Thursday, September 15, 2011

Deaths Due to Medical Errors

The Institute of Medicine's Quality Chasm series examines the mortality from avoidable medical errors and came up with between 40,000 and 98,000 annually in the US. HealthGrades estimates that it is double: 195,000 deaths. Forbes:
In any given year, between 40,000 and 98,000 people die from preventable medical errors [and a newer study estimates up to 200,000 Americans]. These mistakes account for as much as $38 billion in direct health care costs due to repeat tests, disability and death. And that's not even considering further costs arising from lawsuits and malpractice insurance. Incorrectly administered medicine is one of the most common errors. According to a recent study by researchers at Auburn University in Alabama, patients in the hospital may get the wrong drug 20% of the time.

Due to confusing names, similar packaging and complicated procedures, a handful of drugs are responsible for a surprisingly large share of the errors.... According to [MedMarx], five drugs were responsible for a quarter of all harmful [drug] errors...

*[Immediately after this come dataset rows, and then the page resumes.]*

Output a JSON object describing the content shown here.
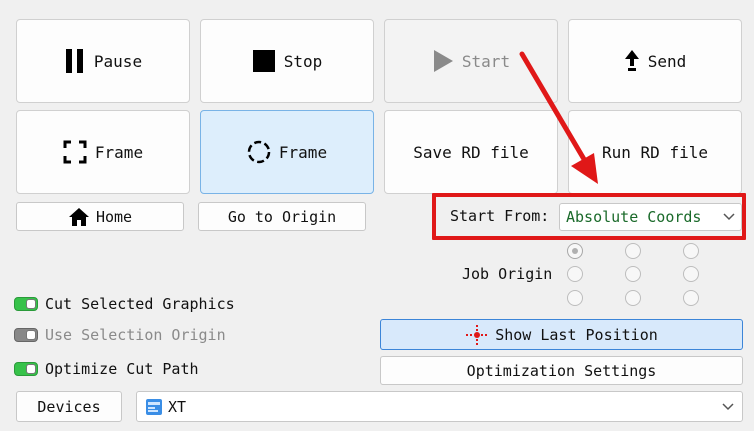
{
  "buttons": {
    "pause": "Pause",
    "stop": "Stop",
    "start": "Start",
    "send": "Send",
    "frame1": "Frame",
    "frame2": "Frame",
    "save_rd": "Save RD file",
    "run_rd": "Run RD file",
    "home": "Home",
    "go_origin": "Go to Origin",
    "show_last_position": "Show Last Position",
    "optimization_settings": "Optimization Settings",
    "devices": "Devices"
  },
  "start_from": {
    "label": "Start From:",
    "value": "Absolute Coords"
  },
  "job_origin": {
    "label": "Job Origin",
    "selected": "top-left"
  },
  "checks": [
    {
      "label": "Cut Selected Graphics",
      "on": true
    },
    {
      "label": "Use Selection Origin",
      "on": false
    },
    {
      "label": "Optimize Cut Path",
      "on": true
    }
  ],
  "device": {
    "name": "XT"
  },
  "colors": {
    "highlight_box": "#e01818",
    "arrow": "#e01818",
    "start_from_value": "#1a6a2a",
    "toggle_on": "#37c24a",
    "active_button": "#ddeefc"
  },
  "icons": {
    "pause": "pause-icon",
    "stop": "stop-icon",
    "start": "play-icon",
    "send": "upload-arrow-icon",
    "frame_square": "frame-square-icon",
    "frame_circle": "frame-circle-icon",
    "home": "home-icon",
    "crosshair": "crosshair-icon",
    "device": "device-icon",
    "dropdown": "chevron-down-icon"
  }
}
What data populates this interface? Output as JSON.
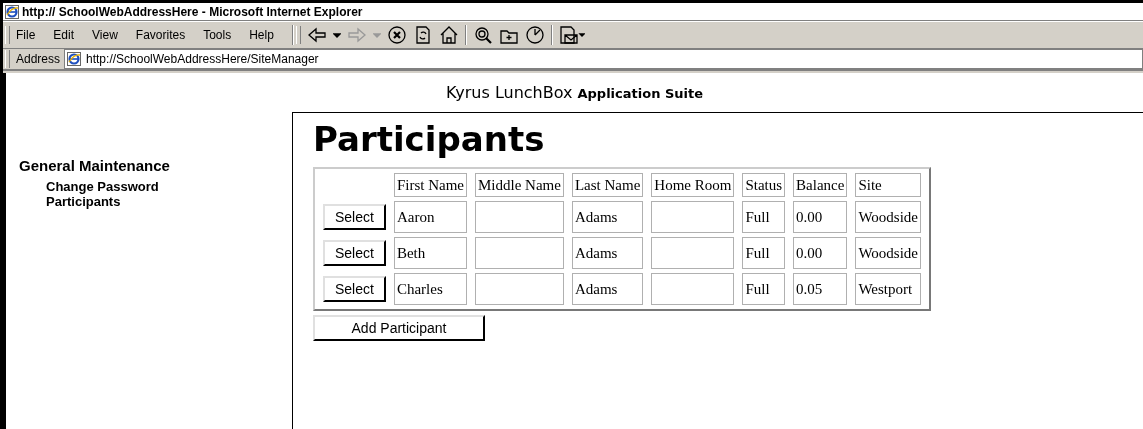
{
  "window": {
    "title": "http:// SchoolWebAddressHere - Microsoft Internet Explorer"
  },
  "menu": [
    "File",
    "Edit",
    "View",
    "Favorites",
    "Tools",
    "Help"
  ],
  "address": {
    "label": "Address",
    "value": "http://SchoolWebAddressHere/SiteManager"
  },
  "suite": {
    "brand": "Kyrus LunchBox",
    "suffix": "Application Suite"
  },
  "sidebar": {
    "heading": "General Maintenance",
    "items": [
      "Change Password",
      "Participants"
    ]
  },
  "page": {
    "title": "Participants",
    "columns": [
      "First Name",
      "Middle Name",
      "Last Name",
      "Home Room",
      "Status",
      "Balance",
      "Site"
    ],
    "rows": [
      {
        "action": "Select",
        "cells": [
          "Aaron",
          "",
          "Adams",
          "",
          "Full",
          "0.00",
          "Woodside"
        ]
      },
      {
        "action": "Select",
        "cells": [
          "Beth",
          "",
          "Adams",
          "",
          "Full",
          "0.00",
          "Woodside"
        ]
      },
      {
        "action": "Select",
        "cells": [
          "Charles",
          "",
          "Adams",
          "",
          "Full",
          "0.05",
          "Westport"
        ]
      }
    ],
    "add_button": "Add Participant"
  }
}
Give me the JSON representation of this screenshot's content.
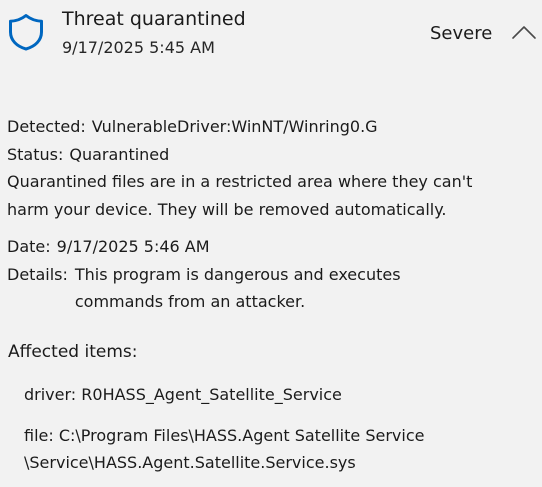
{
  "header": {
    "icon": "shield-icon",
    "title": "Threat quarantined",
    "timestamp": "9/17/2025 5:45 AM",
    "severity": "Severe",
    "toggle_icon": "chevron-up-icon"
  },
  "details": {
    "detected_label": "Detected:",
    "detected_value": "VulnerableDriver:WinNT/Winring0.G",
    "status_label": "Status:",
    "status_value": "Quarantined",
    "status_description_line1": "Quarantined files are in a restricted area where they can't",
    "status_description_line2": "harm your device. They will be removed automatically.",
    "date_label": "Date:",
    "date_value": "9/17/2025 5:46 AM",
    "details_label": "Details:",
    "details_value_line1": "This program is dangerous and executes",
    "details_value_line2": "commands from an attacker."
  },
  "affected": {
    "heading": "Affected items:",
    "items": [
      {
        "line1": "driver: R0HASS_Agent_Satellite_Service"
      },
      {
        "line1": "file: C:\\Program Files\\HASS.Agent Satellite Service",
        "line2": "\\Service\\HASS.Agent.Satellite.Service.sys"
      }
    ]
  },
  "colors": {
    "background": "#f2f2f2",
    "text": "#1b1b1b",
    "shield_accent": "#0067c0"
  }
}
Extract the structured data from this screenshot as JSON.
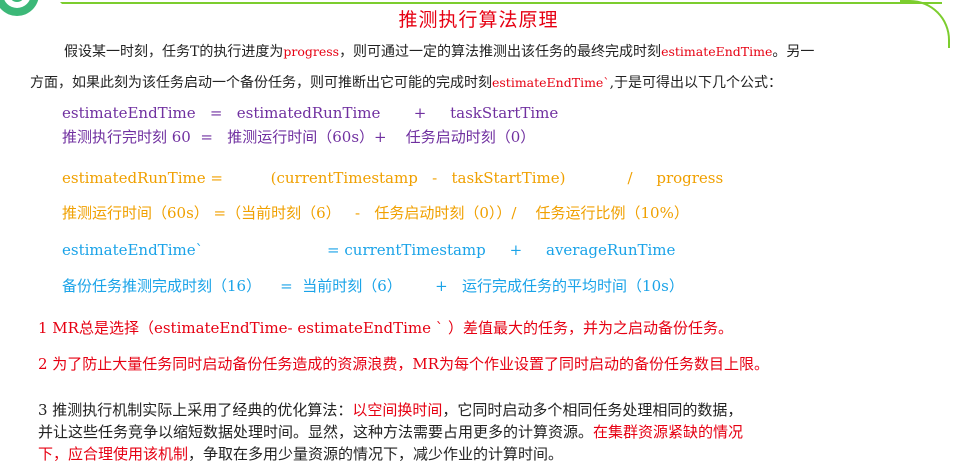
{
  "title": "推测执行算法原理",
  "intro": {
    "p1_a": "假设某一时刻，任务T的执行进度为",
    "p1_var1": "progress",
    "p1_b": "，则可通过一定的算法推测出该任务的最终完成时刻",
    "p1_var2": "estimateEndTime",
    "p1_c": "。另一",
    "p2_a": "方面，如果此刻为该任务启动一个备份任务，则可推断出它可能的完成时刻",
    "p2_var": "estimateEndTime`",
    "p2_b": ",于是可得出以下几个公式："
  },
  "formula1": {
    "line1": "estimateEndTime   =   estimatedRunTime       +     taskStartTime",
    "line2": "推测执行完时刻 60  =   推测运行时间（60s）+    任务启动时刻（0）"
  },
  "formula2": {
    "line1": "estimatedRunTime =          (currentTimestamp   -   taskStartTime)             /     progress",
    "line2": "推测运行时间（60s） =（当前时刻（6）   -   任务启动时刻（0））/    任务运行比例（10%）"
  },
  "formula3": {
    "line1": "estimateEndTime`                          = currentTimestamp     +     averageRunTime",
    "line2": "备份任务推测完成时刻（16）    =  当前时刻（6）       +   运行完成任务的平均时间（10s）"
  },
  "notes": {
    "n1": "1 MR总是选择（estimateEndTime- estimateEndTime ` ）差值最大的任务，并为之启动备份任务。",
    "n2": "2 为了防止大量任务同时启动备份任务造成的资源浪费，MR为每个作业设置了同时启动的备份任务数目上限。",
    "n3_a": "3 推测执行机制实际上采用了经典的优化算法：",
    "n3_b": "以空间换时间",
    "n3_c": "，它同时启动多个相同任务处理相同的数据，",
    "n3_d": "并让这些任务竞争以缩短数据处理时间。显然，这种方法需要占用更多的计算资源。",
    "n3_e": "在集群资源紧缺的情况",
    "n3_f": "下，应合理使用该机制",
    "n3_g": "，争取在多用少量资源的情况下，减少作业的计算时间。"
  },
  "colors": {
    "title": "#e60012",
    "formula1": "#7030a0",
    "formula2": "#f0a000",
    "formula3": "#1aa3e8",
    "highlight": "#e60012",
    "frame": "#7ccd2e"
  },
  "icons": {
    "logo": "logo-icon"
  }
}
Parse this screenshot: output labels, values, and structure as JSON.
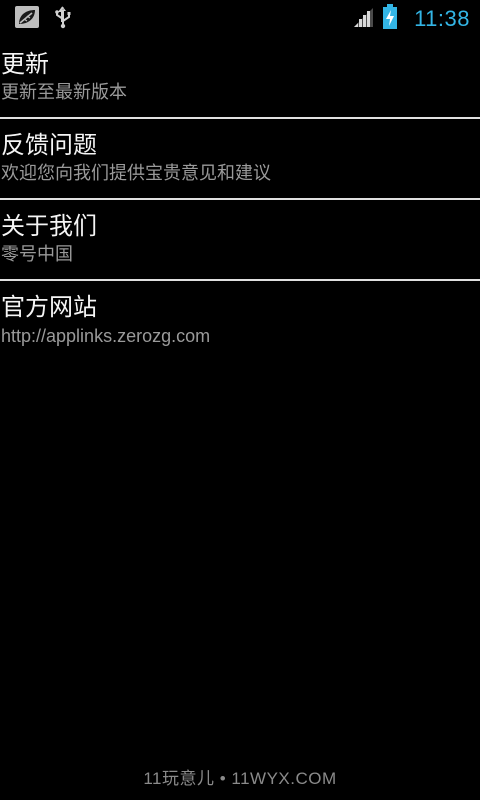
{
  "status_bar": {
    "time": "11:38",
    "icons": [
      "notification-leaf-icon",
      "usb-icon",
      "signal-icon",
      "battery-charging-icon"
    ],
    "accent_color": "#33b5e5"
  },
  "settings": {
    "items": [
      {
        "title": "更新",
        "summary": "更新至最新版本"
      },
      {
        "title": "反馈问题",
        "summary": "欢迎您向我们提供宝贵意见和建议"
      },
      {
        "title": "关于我们",
        "summary": "零号中国"
      },
      {
        "title": "官方网站",
        "summary": "http://applinks.zerozg.com"
      }
    ]
  },
  "footer": {
    "watermark": "11玩意儿 • 11WYX.COM"
  }
}
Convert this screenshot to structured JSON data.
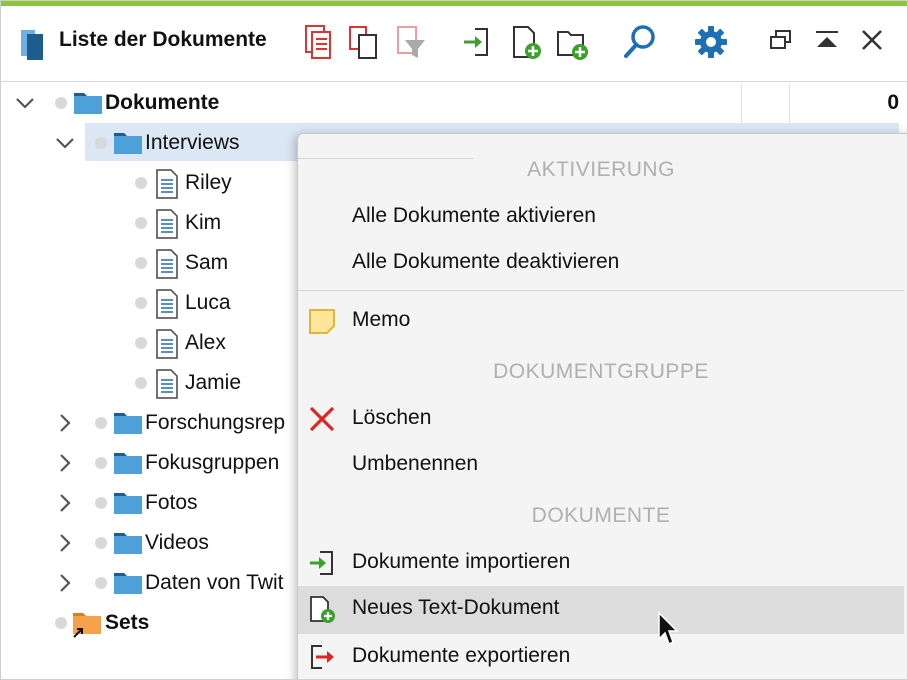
{
  "toolbar": {
    "title": "Liste der Dokumente",
    "icons": [
      "documents-app-icon",
      "document-list-icon",
      "copy-icon",
      "filter-icon",
      "import-icon",
      "new-document-icon",
      "new-folder-icon",
      "search-icon",
      "settings-icon",
      "undock-icon",
      "collapse-icon",
      "close-icon"
    ]
  },
  "tree": {
    "root": {
      "label": "Dokumente",
      "count": "0"
    },
    "interviews": {
      "label": "Interviews"
    },
    "docs": [
      "Riley",
      "Kim",
      "Sam",
      "Luca",
      "Alex",
      "Jamie"
    ],
    "groups": [
      "Forschungsrep",
      "Fokusgruppen",
      "Fotos",
      "Videos",
      "Daten von Twit"
    ],
    "sets": {
      "label": "Sets"
    }
  },
  "menu": {
    "section_activation": "AKTIVIERUNG",
    "activate_all": "Alle Dokumente aktivieren",
    "deactivate_all": "Alle Dokumente deaktivieren",
    "memo": "Memo",
    "section_group": "DOKUMENTGRUPPE",
    "delete": "Löschen",
    "rename": "Umbenennen",
    "section_documents": "DOKUMENTE",
    "import": "Dokumente importieren",
    "new_text": "Neues Text-Dokument",
    "export": "Dokumente exportieren"
  },
  "colors": {
    "accent_green": "#8cc63f",
    "folder_blue": "#4ea0d8",
    "folder_orange": "#f5a04a",
    "highlight": "#dcdcdc",
    "selection": "#dbe7f4"
  }
}
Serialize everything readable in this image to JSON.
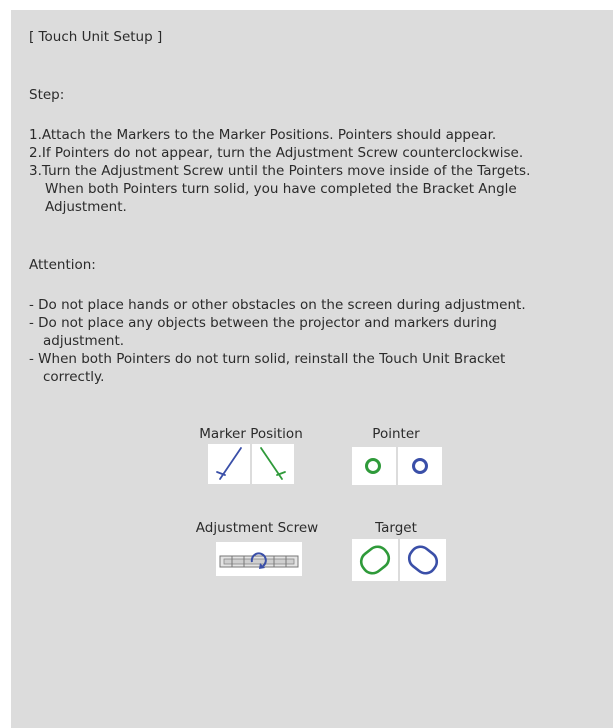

Generic Name Possible Complications Indication Percent Of Reported Errors
Insulin Coma, death Diabetes 9.2%
Morphine Unconsciousness, death Pain 6
Heparin Bleeding, rashes, death Blood thinner 5.5
Warfarin (Coumadin) Bleeding, stroke, death Blood thinner 3.8
Potassium Chloride Stopped heart, death Heart disease 2.2
Sources: U.S. Pharmacopeia MedMarx, Forbes

The solution? Moving medicine into the digital age might be the best hope for reducing drug errors.  
This article was from 2003, but surprisingly little has changed and we still have worse electronic medical records than most developed countries. 
Interns are routinely kept awake for 24hr shifts which also leads to deaths. There is no medical or educational rationale for making the least experienced doctors work while fatigued and sleep deprived.  Doctors rarely even wash their hands in between touching different infectious patients and avoidable infections kill another 100,000 Americans.  You would think that malpractice cases would be enough to get doctors to make common-sense changes, but it is not.